The smaller version performed much better with 52.29 score on real-QA and 655 OCR bench. They are also high-speed. These models are more than twice as fast as others in a test when using a 1024 x1024 image on a short prompt.

It comes down to performance, to real uses. When you are developing a smart camera or a robot, you need every second. Shaving off processing time to one or two seconds saves a great deal of time, e.g., a change in three or four seconds to one or two seconds.

Easy to Use

Liquid AI has ensured that LFM2-VL can be used together with hugging face transformers. They provide example code in llama.cpp, CPP and they support quantization. Quantization will allow you to execute the models with less memory using smaller data types. You can run small AI models on the mobile with their Leap platform which, moreover, was launched in July. It is compatible with iOS, Android and others. Additionally, they even have an app called Apollo where programmers can test all of it with offline testing.

Moving AI Off the Cloud

Liquid AI aims at cutting down our reliance on cloud. They want your device to perform AI operations at the local, rather than transmitting data to large servers.

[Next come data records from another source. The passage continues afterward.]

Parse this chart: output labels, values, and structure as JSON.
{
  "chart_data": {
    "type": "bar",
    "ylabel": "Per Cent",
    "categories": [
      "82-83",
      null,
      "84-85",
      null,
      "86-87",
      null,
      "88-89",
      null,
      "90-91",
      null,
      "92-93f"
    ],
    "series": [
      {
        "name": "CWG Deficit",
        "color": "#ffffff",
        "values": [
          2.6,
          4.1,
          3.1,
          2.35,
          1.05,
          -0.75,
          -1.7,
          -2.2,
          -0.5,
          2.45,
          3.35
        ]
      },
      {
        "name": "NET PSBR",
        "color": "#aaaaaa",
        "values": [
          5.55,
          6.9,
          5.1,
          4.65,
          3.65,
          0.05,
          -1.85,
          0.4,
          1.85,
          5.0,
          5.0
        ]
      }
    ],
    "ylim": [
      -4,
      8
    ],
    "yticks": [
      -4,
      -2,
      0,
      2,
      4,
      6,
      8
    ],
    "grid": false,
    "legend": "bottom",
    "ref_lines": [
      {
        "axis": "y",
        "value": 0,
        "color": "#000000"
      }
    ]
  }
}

This is preferable to:

  • Privacy
  • Cost
  • Speed

Licensing

The models are available on an open license LFM1.0. It is built upon Apache 2.0, however, it has conditions. Research and commercial projects utilizing the models can be undertaken by small companies that have less than 10 million revenue. Bigger organizations should get in touch with Liquid AI to get a commercial license.

How Can These Models Be Used?

Liquid AI suggests uses like:

  • Real-time image captioning
  • Multimodal chatbots
  • Visual search
  • Robotics
  • IoT systems
  • Smart cameras

The aim is to shift AI out of giant cloud environments. Liquid AI is demonstrating that one can achieve high accuracy and real time performance on devices we already own. This is where AI will be: personal, quick and cheap to operate.